The vertex reconstruction conjecture obeys the duality that if $G$ can be reconstructed from its vertex deck $D(G)$, then its complement $G'$ can be reconstructed from $D(G')$ as follows: Start with $D(G')$, take the complement of every card in it to get $D(G)$, use this to reconstruct $G$, then take the complement again to get $G'$.

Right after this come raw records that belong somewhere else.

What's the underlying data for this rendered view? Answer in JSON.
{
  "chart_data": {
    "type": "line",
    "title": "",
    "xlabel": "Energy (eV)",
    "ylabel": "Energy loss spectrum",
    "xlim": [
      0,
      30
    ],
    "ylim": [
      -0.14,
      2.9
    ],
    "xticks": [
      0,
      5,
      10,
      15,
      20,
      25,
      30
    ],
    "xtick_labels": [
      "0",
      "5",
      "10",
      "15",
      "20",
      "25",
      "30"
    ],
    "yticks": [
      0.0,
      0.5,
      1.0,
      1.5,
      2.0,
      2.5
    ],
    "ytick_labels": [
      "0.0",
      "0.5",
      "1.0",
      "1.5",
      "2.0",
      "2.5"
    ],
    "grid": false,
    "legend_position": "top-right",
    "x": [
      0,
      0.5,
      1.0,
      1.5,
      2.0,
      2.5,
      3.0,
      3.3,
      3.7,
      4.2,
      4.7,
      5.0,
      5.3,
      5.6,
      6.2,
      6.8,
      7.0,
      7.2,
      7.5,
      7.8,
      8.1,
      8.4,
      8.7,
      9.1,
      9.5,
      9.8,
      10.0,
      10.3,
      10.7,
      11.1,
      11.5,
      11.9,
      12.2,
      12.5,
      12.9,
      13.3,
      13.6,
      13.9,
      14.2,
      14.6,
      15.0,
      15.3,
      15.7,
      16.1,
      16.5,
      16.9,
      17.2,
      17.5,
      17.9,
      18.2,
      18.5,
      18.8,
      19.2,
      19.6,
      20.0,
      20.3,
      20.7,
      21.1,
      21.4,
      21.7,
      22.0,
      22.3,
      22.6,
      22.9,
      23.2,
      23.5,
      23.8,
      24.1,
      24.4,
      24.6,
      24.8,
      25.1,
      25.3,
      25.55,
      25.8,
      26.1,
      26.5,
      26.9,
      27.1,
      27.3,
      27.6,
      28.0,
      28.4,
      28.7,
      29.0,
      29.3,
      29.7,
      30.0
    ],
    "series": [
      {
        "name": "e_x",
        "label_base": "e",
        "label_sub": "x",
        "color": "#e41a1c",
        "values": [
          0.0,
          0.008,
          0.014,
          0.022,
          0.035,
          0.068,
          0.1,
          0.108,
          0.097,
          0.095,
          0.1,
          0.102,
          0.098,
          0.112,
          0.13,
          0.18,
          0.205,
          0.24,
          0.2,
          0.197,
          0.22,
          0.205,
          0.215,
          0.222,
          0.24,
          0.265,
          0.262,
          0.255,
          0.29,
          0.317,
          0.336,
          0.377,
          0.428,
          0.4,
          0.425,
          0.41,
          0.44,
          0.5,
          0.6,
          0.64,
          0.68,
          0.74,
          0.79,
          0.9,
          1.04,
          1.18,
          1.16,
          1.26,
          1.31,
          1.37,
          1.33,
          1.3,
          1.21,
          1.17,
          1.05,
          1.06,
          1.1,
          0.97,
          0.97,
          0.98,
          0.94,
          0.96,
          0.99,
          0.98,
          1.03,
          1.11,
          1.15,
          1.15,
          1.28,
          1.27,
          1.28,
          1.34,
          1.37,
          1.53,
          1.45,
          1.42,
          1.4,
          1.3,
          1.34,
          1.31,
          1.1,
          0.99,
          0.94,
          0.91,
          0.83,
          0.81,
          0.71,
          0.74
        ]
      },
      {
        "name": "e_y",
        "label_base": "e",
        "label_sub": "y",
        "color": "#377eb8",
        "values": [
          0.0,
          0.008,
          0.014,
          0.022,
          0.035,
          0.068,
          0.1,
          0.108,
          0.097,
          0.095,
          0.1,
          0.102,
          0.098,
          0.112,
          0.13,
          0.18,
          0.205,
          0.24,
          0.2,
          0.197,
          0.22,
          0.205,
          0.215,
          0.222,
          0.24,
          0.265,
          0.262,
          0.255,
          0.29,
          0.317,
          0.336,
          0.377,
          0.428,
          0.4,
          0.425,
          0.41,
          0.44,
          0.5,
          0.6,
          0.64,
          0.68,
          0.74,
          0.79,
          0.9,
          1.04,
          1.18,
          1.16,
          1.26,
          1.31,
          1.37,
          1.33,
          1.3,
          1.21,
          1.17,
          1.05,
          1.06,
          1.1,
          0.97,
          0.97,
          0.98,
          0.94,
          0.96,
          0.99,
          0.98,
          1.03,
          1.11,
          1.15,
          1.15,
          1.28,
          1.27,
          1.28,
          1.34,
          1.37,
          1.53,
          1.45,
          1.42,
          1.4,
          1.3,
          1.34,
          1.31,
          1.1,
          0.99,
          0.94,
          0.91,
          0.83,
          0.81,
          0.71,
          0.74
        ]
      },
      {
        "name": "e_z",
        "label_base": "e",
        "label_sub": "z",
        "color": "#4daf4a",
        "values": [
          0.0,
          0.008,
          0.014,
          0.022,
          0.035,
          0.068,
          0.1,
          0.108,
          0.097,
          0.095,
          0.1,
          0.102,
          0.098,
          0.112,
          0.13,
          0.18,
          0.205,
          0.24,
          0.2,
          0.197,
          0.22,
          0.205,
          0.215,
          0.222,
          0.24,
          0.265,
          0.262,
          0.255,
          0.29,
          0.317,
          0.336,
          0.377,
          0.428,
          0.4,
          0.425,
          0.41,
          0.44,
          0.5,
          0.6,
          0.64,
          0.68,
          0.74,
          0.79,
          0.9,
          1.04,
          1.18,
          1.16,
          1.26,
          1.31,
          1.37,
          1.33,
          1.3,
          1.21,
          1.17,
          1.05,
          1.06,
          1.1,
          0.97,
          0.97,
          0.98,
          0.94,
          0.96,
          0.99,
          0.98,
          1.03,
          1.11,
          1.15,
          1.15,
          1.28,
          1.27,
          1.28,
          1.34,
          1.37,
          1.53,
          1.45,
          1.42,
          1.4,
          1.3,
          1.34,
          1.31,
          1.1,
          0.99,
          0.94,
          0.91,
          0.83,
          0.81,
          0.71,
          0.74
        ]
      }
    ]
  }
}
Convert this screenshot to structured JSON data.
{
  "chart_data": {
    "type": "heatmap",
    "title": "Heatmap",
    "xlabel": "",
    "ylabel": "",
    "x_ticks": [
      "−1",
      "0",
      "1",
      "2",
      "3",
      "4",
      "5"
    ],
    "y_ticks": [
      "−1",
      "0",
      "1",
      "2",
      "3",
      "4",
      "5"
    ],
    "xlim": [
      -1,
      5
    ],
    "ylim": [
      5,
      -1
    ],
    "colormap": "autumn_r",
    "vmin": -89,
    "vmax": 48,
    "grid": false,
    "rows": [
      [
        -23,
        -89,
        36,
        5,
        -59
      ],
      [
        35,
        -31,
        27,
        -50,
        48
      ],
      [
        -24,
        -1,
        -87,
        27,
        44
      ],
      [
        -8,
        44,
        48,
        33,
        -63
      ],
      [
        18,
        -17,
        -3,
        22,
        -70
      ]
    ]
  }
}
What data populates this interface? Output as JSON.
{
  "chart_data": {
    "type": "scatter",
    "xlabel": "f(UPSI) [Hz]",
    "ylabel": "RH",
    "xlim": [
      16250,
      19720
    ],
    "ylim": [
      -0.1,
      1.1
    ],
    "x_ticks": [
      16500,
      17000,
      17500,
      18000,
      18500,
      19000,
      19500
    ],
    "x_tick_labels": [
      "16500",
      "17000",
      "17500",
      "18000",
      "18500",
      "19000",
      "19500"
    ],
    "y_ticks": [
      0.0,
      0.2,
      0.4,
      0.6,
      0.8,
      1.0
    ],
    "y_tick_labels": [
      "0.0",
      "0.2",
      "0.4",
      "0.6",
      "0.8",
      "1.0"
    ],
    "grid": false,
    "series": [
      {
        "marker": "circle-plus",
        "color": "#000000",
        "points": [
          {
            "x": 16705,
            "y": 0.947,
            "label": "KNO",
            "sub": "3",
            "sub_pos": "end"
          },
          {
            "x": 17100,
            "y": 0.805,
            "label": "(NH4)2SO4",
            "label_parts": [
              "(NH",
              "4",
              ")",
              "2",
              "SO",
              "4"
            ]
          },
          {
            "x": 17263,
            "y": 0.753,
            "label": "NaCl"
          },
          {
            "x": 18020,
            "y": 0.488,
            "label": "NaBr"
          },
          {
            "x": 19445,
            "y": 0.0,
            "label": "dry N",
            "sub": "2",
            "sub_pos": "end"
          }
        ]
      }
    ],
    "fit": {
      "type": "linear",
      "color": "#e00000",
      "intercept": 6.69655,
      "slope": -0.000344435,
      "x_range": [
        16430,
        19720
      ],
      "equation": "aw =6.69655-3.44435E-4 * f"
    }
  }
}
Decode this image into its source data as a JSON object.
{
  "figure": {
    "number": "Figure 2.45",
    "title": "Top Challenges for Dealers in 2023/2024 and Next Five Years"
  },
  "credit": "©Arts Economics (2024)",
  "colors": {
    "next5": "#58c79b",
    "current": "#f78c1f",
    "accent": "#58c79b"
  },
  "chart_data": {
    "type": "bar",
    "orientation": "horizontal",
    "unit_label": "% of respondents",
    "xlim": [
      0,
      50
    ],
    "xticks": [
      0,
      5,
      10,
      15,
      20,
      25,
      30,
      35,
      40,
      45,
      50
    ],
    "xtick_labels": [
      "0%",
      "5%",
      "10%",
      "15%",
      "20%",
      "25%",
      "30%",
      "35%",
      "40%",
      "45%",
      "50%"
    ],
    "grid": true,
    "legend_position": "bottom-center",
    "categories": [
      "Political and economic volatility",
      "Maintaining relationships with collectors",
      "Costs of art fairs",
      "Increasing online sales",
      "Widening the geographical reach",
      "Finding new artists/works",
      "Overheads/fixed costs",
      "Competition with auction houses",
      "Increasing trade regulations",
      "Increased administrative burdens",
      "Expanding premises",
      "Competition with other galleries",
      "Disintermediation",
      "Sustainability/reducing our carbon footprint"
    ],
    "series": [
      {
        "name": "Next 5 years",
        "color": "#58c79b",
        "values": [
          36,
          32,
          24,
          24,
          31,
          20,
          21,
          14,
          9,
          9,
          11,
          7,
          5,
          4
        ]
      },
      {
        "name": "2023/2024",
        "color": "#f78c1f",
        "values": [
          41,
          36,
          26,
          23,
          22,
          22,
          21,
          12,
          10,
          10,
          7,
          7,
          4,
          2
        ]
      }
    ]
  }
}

Edge reconstruction does not obey any such duality: Indeed, for some classes of edge-reconstructible graphs it is not known if their complements are edge reconstructible.

==Other structures==

It has been shown that the following are not in general reconstructible:

- Digraphs: Infinite families of non-reconstructible digraphs are known, including tournaments (Stockmeyer) and non-tournaments (Stockmeyer). A tournament is reconstructible if it is not strongly connected. A weaker version of the reconstruction conjecture has been conjectured for digraphs, see new digraph reconstruction conjecture.
- Hypergraphs, including all k-uniform hypergraphs for k>2 (Kocay).
- Infinite graphs. If T is the tree where every vertex has countably infinite degree, then the union of two disjoint copies of T is hypomorphic, but not isomorphic, to T.(Fisher)
- Locally finite graphs, which are graphs where every vertex has finite degree. The question of reconstructibility for locally finite infinite trees (the Harary-Schwenk-Scott conjecture from 1972) was a longstanding open problem until 2017, when a non-reconstructible tree of maximum degree 3 was found by Bowler et al.